Fort Lauderdale’s pearly white beaches may steal the spotlight, but the city’s soul isn’t only on the shore. Hop on a gondola and venture through the labyrinth of canals, where you can spot as many manatees as mansions lining the Intracoastal. Fried gator tail bites may be a Florida specialty, but if you’d rather see alligators in the wild than on your plate, visit the swamp-filled Everglades, which cover two-thirds of the city, for an experience as wild as the Amazon.
The gateway to Everglades National Park, Fort Lauderdale’s mangroves and swampland are best explored up close. Take a park boat or tram tour; you’re sure to spot alligators, the king of South Florida’s sawgrass-filled “jungle.” Kayak or canoe your way along one of the dozen starter trails snaking through the park or tackle the more challenging 99-mile Wilderness Waterway.
Some of the city’s best art isn’t on display at traditional museums—it’s sitting inside the 1920s Bonnet House, built on a coastal barrier island off Fort Lauderdale Beach. Artists Frederic and Evelyn Bartlett turned this one-time winter home into a living museum and art studio, which now opens up for drawing workshops and orchid care classes inspired by Evelyn’s own collection.
Best Day Trip
The trip down to Key West is tough to tackle in a day, but just a two-hour drive south will drop you in one of the top dive spots in the state: John Pennekamp Coral Reef State Park, America’s first undersea park—and home to the only living coral reef in the continental U.S.
Off the Beaten Path
Blue Moon Fish Company draws a well-heeled crowd (and their yachts) to its waterfront bottomless Champagne Sunday brunch spread, but the real local legend is farther north at Cap’s Place on an island off Lighthouse Point. The Rockefellers, Franklin D. Roosevelt, and George Harrison are some of the fashionable faces who used to frequent the one-time rum-running restaurant where the fish is so fresh, you have to call ahead to see what’s been caught (and still available) that day. Part of the charm is how you get there: Cap’s is only reachable by its boat shuttle.
Most Iconic Place
Once home to five-and-dime shops, chemists, and countertop eateries, Las Olas Boulevard has morphed into a modern-day main street with fashion boutiques, buzzy bistros, and riverside restaurants stretching from the beach to downtown. Grab a cup of locally roasted Panther Coffee at Ann’s Florist & Coffee Bar’s sidewalk café or grab a drink at Elbo Room, one of the dive bars that made Fort Lauderdale famous, thanks to its appearance in the 1960s film Where the Boys Are.
Neighborhood to Explore
The four-block FATVillage is like a mini version of Miami’s Wynwood, with warehouses converted into contemporary art galleries and sleek co-working spaces like the saloon-inspired General Provision. If you’re in town the last Saturday of the month, swing by for the evening ArtWalk, when galleries debut their latest exhibits and local artisans place their handcrafted wares on display at the GOODS curated makers market.

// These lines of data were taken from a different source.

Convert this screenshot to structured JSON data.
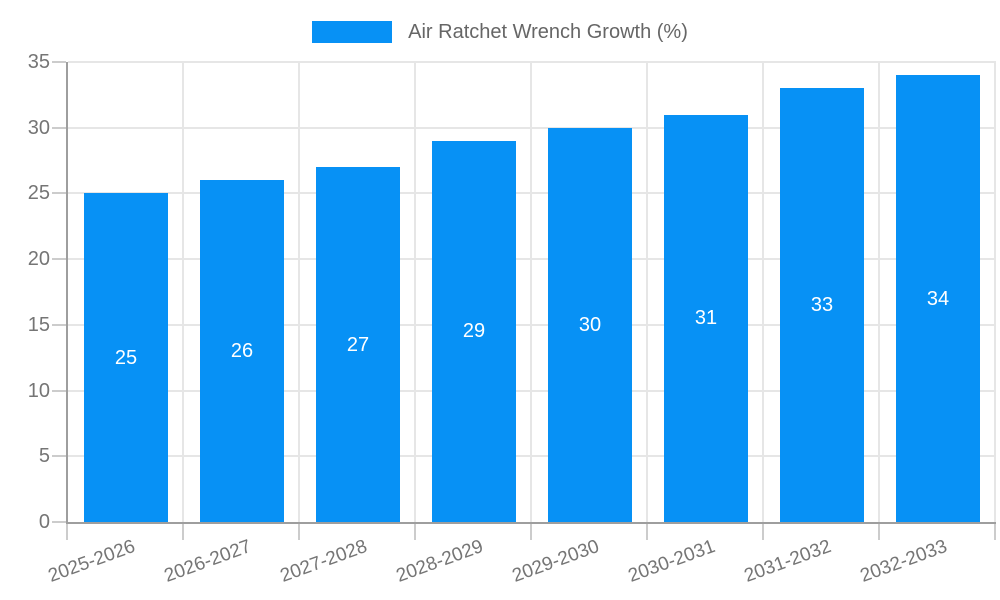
{
  "legend": {
    "label": "Air Ratchet Wrench Growth (%)"
  },
  "colors": {
    "bar": "#0791f5",
    "grid": "#e6e6e6",
    "axis": "#9e9e9e",
    "tick": "#cccccc",
    "axis_label": "#757575",
    "legend_text": "#666666",
    "bar_value_label": "#ffffff",
    "background": "#ffffff"
  },
  "chart_data": {
    "type": "bar",
    "title": "Air Ratchet Wrench Growth (%)",
    "categories": [
      "2025-2026",
      "2026-2027",
      "2027-2028",
      "2028-2029",
      "2029-2030",
      "2030-2031",
      "2031-2032",
      "2032-2033"
    ],
    "values": [
      25,
      26,
      27,
      29,
      30,
      31,
      33,
      34
    ],
    "xlabel": "",
    "ylabel": "",
    "ylim": [
      0,
      35
    ],
    "yticks": [
      0,
      5,
      10,
      15,
      20,
      25,
      30,
      35
    ],
    "grid": true,
    "legend_position": "top-center",
    "bar_labels_inside": true,
    "x_label_rotation_deg": -20
  }
}
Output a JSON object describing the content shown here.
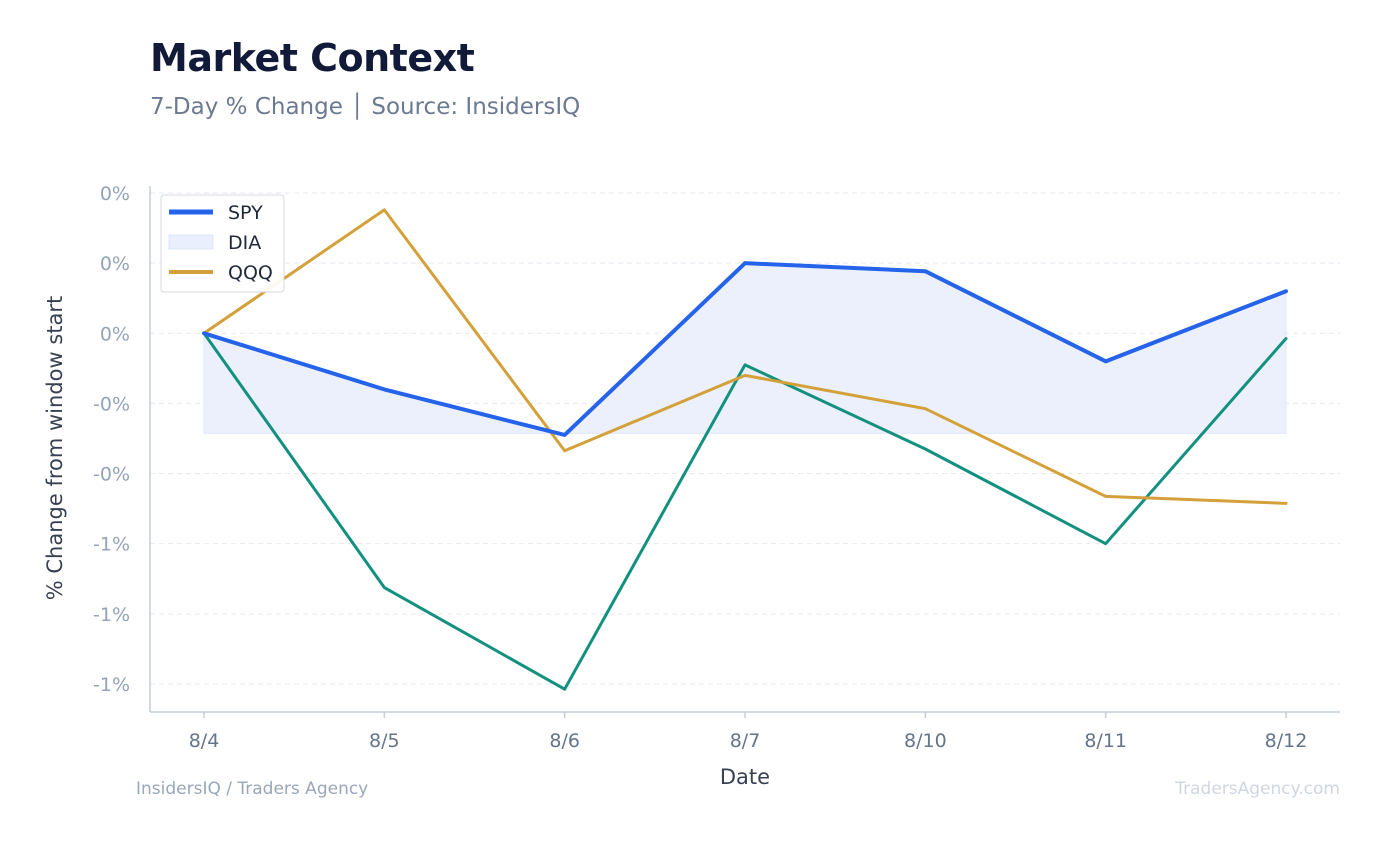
{
  "header": {
    "title": "Market Context",
    "subtitle": "7-Day % Change │ Source: InsidersIQ"
  },
  "footer": {
    "left": "InsidersIQ / Traders Agency",
    "right": "TradersAgency.com"
  },
  "colors": {
    "spy": "#2563eb",
    "dia_line": "#13907f",
    "dia_fill": "#e9effc",
    "qqq": "#d4a03a",
    "grid": "#e5e9f0",
    "axis": "#c5cdd8",
    "tick_text": "#94a3b8",
    "label_text": "#374151"
  },
  "chart_data": {
    "type": "line",
    "xlabel": "Date",
    "ylabel": "% Change from window start",
    "categories": [
      "8/4",
      "8/5",
      "8/6",
      "8/7",
      "8/10",
      "8/11",
      "8/12"
    ],
    "y_tick_labels": [
      "0%",
      "0%",
      "0%",
      "-0%",
      "-0%",
      "-1%",
      "-1%",
      "-1%"
    ],
    "y_ticks": [
      0.4,
      0.2,
      0.0,
      -0.2,
      -0.4,
      -0.6,
      -0.8,
      -1.0
    ],
    "ylim": [
      -1.08,
      0.42
    ],
    "grid": true,
    "legend_position": "top-left",
    "series": [
      {
        "name": "SPY",
        "style": "line",
        "values": [
          0.0,
          -0.16,
          -0.29,
          0.2,
          0.177,
          -0.08,
          0.12
        ]
      },
      {
        "name": "DIA",
        "style": "band",
        "values": [
          0.0,
          -0.725,
          -1.015,
          -0.09,
          -0.33,
          -0.6,
          -0.015
        ]
      },
      {
        "name": "QQQ",
        "style": "line",
        "values": [
          0.0,
          0.352,
          -0.335,
          -0.12,
          -0.215,
          -0.465,
          -0.485
        ]
      }
    ],
    "shaded_band": {
      "series": "SPY",
      "baseline": -0.285
    }
  }
}
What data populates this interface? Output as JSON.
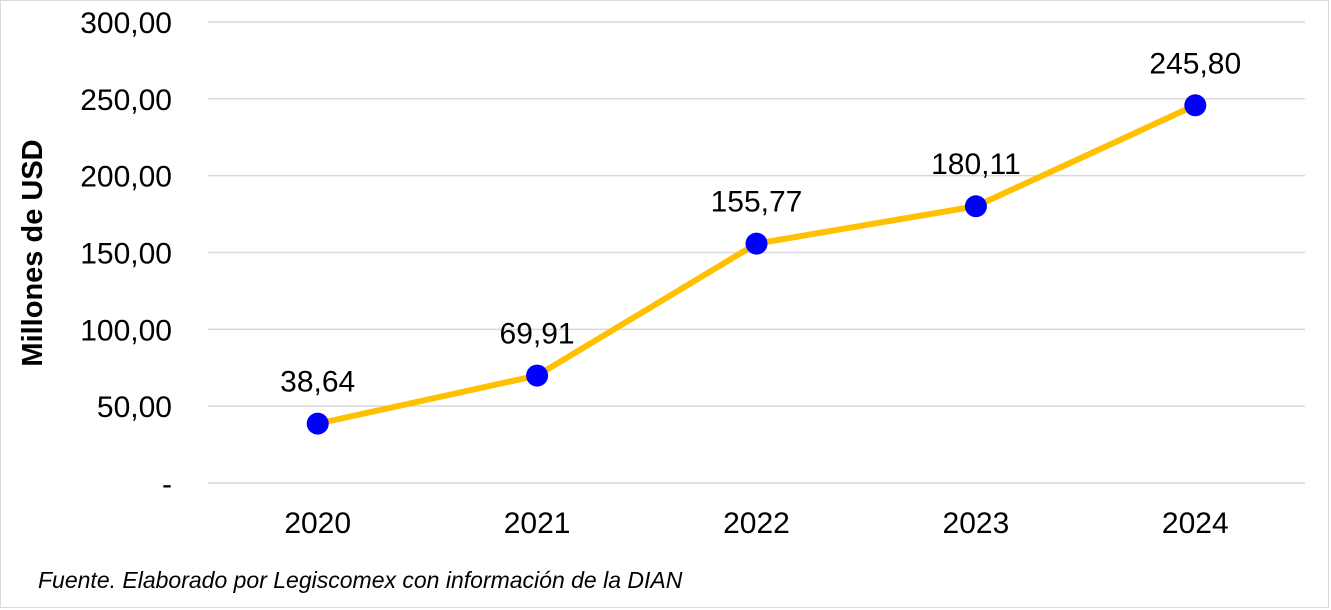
{
  "chart_data": {
    "type": "line",
    "categories": [
      "2020",
      "2021",
      "2022",
      "2023",
      "2024"
    ],
    "values": [
      38.64,
      69.91,
      155.77,
      180.11,
      245.8
    ],
    "data_labels": [
      "38,64",
      "69,91",
      "155,77",
      "180,11",
      "245,80"
    ],
    "ylabel": "Millones de USD",
    "xlabel": "",
    "ylim": [
      0,
      300
    ],
    "y_ticks": [
      0,
      50,
      100,
      150,
      200,
      250,
      300
    ],
    "y_tick_labels": [
      "-",
      "50,00",
      "100,00",
      "150,00",
      "200,00",
      "250,00",
      "300,00"
    ],
    "grid": true,
    "line_color": "#FFC000",
    "marker_color": "#0000FF",
    "grid_color": "#D9D9D9"
  },
  "source_note": "Fuente. Elaborado por Legiscomex con información de la DIAN"
}
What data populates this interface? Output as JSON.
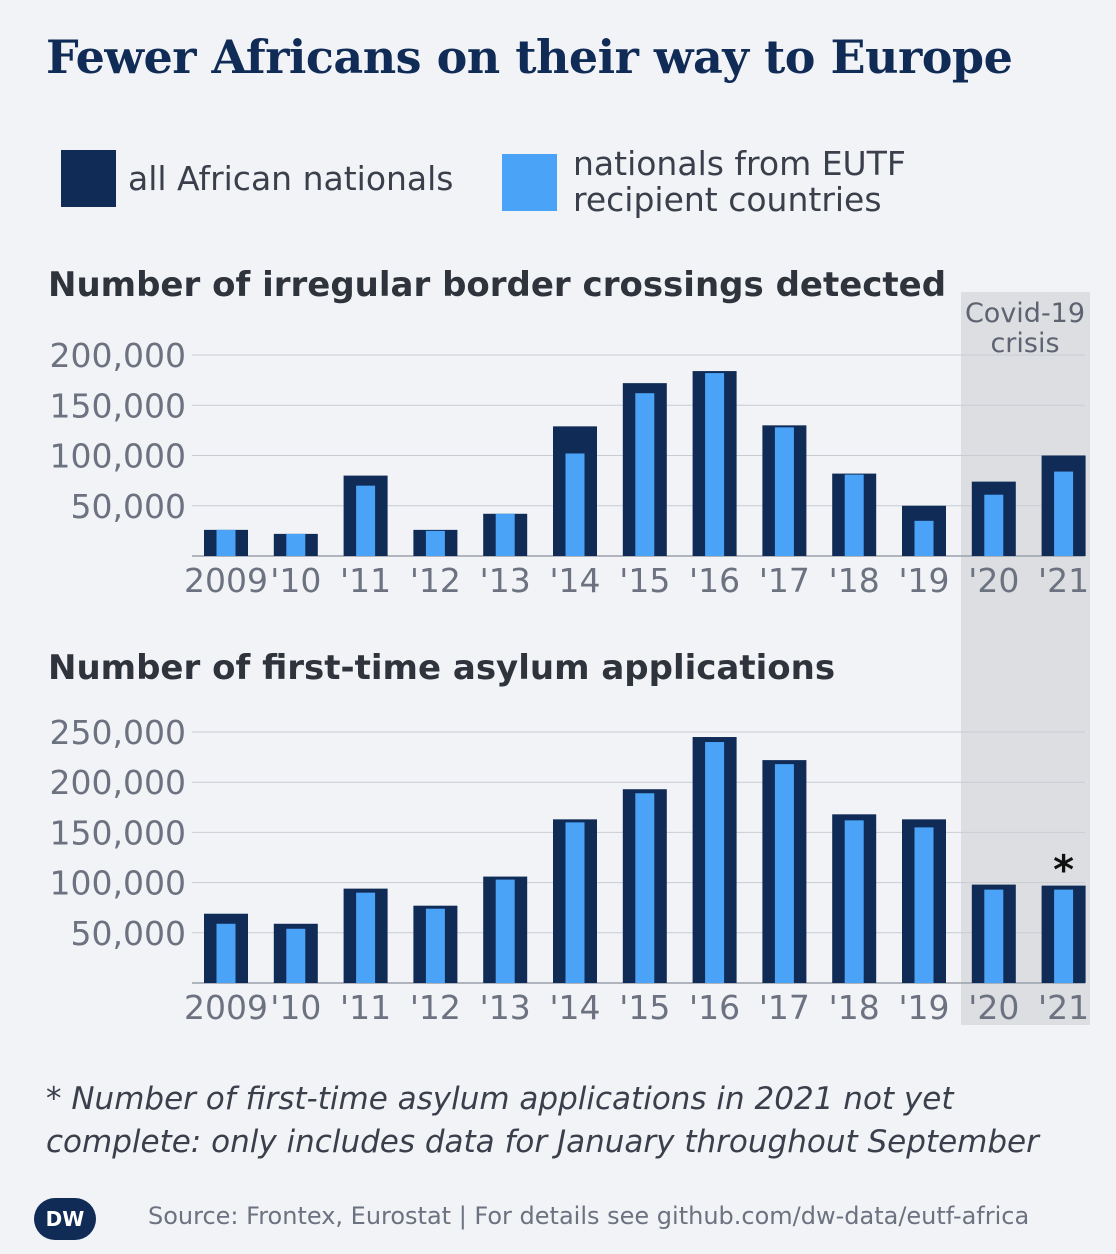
{
  "title": "Fewer Africans on their way to Europe",
  "colors": {
    "all": "#0f2b56",
    "eutf": "#4ba3f7",
    "covid_band": "#dcdee2",
    "grid": "#c8ccd3"
  },
  "legend": [
    {
      "label": "all African nationals",
      "color": "#0f2b56"
    },
    {
      "label": "nationals from EUTF\nrecipient countries",
      "color": "#4ba3f7"
    }
  ],
  "covid_label": [
    "Covid-19",
    "crisis"
  ],
  "chart_data": [
    {
      "type": "bar",
      "title": "Number of irregular border crossings detected",
      "categories": [
        "2009",
        "'10",
        "'11",
        "'12",
        "'13",
        "'14",
        "'15",
        "'16",
        "'17",
        "'18",
        "'19",
        "'20",
        "'21"
      ],
      "series": [
        {
          "name": "all African nationals",
          "values": [
            26000,
            22000,
            80000,
            26000,
            42000,
            129000,
            172000,
            184000,
            130000,
            82000,
            50000,
            74000,
            100000
          ]
        },
        {
          "name": "nationals from EUTF recipient countries",
          "values": [
            26000,
            22000,
            70000,
            25000,
            42000,
            102000,
            162000,
            182000,
            128000,
            81000,
            35000,
            61000,
            84000
          ]
        }
      ],
      "yticks": [
        50000,
        100000,
        150000,
        200000
      ],
      "ytick_labels": [
        "50,000",
        "100,000",
        "150,000",
        "200,000"
      ],
      "ylim": [
        0,
        200000
      ],
      "highlight": {
        "categories": [
          "'20",
          "'21"
        ],
        "label": "Covid-19 crisis"
      }
    },
    {
      "type": "bar",
      "title": "Number of first-time asylum applications",
      "categories": [
        "2009",
        "'10",
        "'11",
        "'12",
        "'13",
        "'14",
        "'15",
        "'16",
        "'17",
        "'18",
        "'19",
        "'20",
        "'21"
      ],
      "series": [
        {
          "name": "all African nationals",
          "values": [
            69000,
            59000,
            94000,
            77000,
            106000,
            163000,
            193000,
            245000,
            222000,
            168000,
            163000,
            98000,
            97000
          ]
        },
        {
          "name": "nationals from EUTF recipient countries",
          "values": [
            59000,
            54000,
            90000,
            74000,
            103000,
            160000,
            189000,
            240000,
            218000,
            162000,
            155000,
            93000,
            93000
          ]
        }
      ],
      "yticks": [
        50000,
        100000,
        150000,
        200000,
        250000
      ],
      "ytick_labels": [
        "50,000",
        "100,000",
        "150,000",
        "200,000",
        "250,000"
      ],
      "ylim": [
        0,
        250000
      ],
      "annotations": [
        {
          "category": "'21",
          "text": "*"
        }
      ]
    }
  ],
  "footnote": "* Number of first-time asylum applications in 2021 not yet complete: only includes data for January throughout September",
  "logo_text": "DW",
  "source": "Source: Frontex, Eurostat | For details see github.com/dw-data/eutf-africa"
}
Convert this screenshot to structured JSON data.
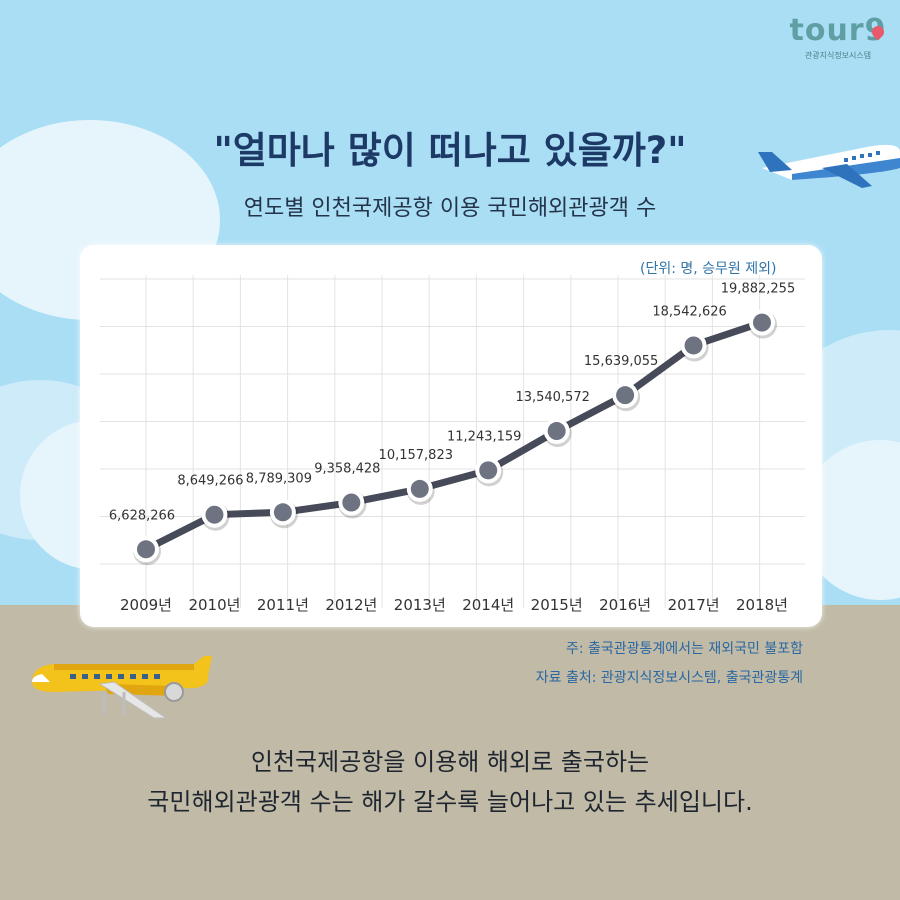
{
  "logo": {
    "mark": "tour9",
    "caption": "관광지식정보시스템"
  },
  "headline": "\"얼마나 많이 떠나고 있을까?\"",
  "subtitle": "연도별 인천국제공항 이용 국민해외관광객 수",
  "unit_note": "(단위: 명, 승무원 제외)",
  "notes": {
    "footnote": "주: 출국관광통계에서는 재외국민 불포함",
    "source": "자료 출처: 관광지식정보시스템, 출국관광통계"
  },
  "summary": {
    "line1": "인천국제공항을 이용해 해외로 출국하는",
    "line2": "국민해외관광객 수는 해가 갈수록 늘어나고 있는 추세입니다."
  },
  "colors": {
    "line": "#474a58",
    "marker_fill": "#6d7381",
    "marker_ring": "#ffffff",
    "grid": "#e3e3e3",
    "headline": "#1d3a67",
    "sky": "#a9def5",
    "ground": "#c0baa6"
  },
  "chart_data": {
    "type": "line",
    "title": "연도별 인천국제공항 이용 국민해외관광객 수",
    "categories": [
      "2009년",
      "2010년",
      "2011년",
      "2012년",
      "2013년",
      "2014년",
      "2015년",
      "2016년",
      "2017년",
      "2018년"
    ],
    "values": [
      6628266,
      8649266,
      8789309,
      9358428,
      10157823,
      11243159,
      13540572,
      15639055,
      18542626,
      19882255
    ],
    "labels": [
      "6,628,266",
      "8,649,266",
      "8,789,309",
      "9,358,428",
      "10,157,823",
      "11,243,159",
      "13,540,572",
      "15,639,055",
      "18,542,626",
      "19,882,255"
    ],
    "ylabel": "",
    "xlabel": "",
    "grid": true,
    "legend": "none"
  }
}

Downtown’s nightlife scene was once dominated by sportsbars and lounges lining Las Olas Boulevard and Riverwalk, but things are shifting farther north to Flagler Village’s retrofitted warehouses. Order a craft brew from Rhythm & Vine’s backyard Airstream bar or head straight to the source, sampling a flight at food truck-filled beer gardens and breweries like Invasive Species or the Brass Tap.
Nicknamed the Venice of America (a title splayed across the city’s seal), over 300 miles of mansion-lined canals crisscross through Greater Fort Lauderdale. Admire megayachts docked along Millionaire’s Row on a guided sightseeing cruise onboard the double-decker Jungle Queen riverboat (whose claim to fame is all-you-can-eat BBQ and shrimp dinners) or happy hour-hop your way through downtown on a Fort Lauderdale Water Taxi.
- Nat Geo Expeditions
Fort Lauderdale’s founding father, Frank Stranahan, built the wood-framed Stranahan House on the New River over a century ago, where it’s served as everything from a trading post to makeshift schoolhouse for Seminole children. Get a sense of where the city got its start by visiting the historic Victorian home, the first stop on a Water Taxi tour through town.
Head up to the second floor of Beach Place and take a seat at Lulu’s Bait Shack, where you can sip on kitschy-but-cute banana colada cocktails served in hand-carved coconuts while eyeing the tourists strolling the beach boardwalk below. For something more refined, Louie Bossi is always a scene; snag a seat on the bustling sidewalk for one of the best people-watching perches on Las Olas.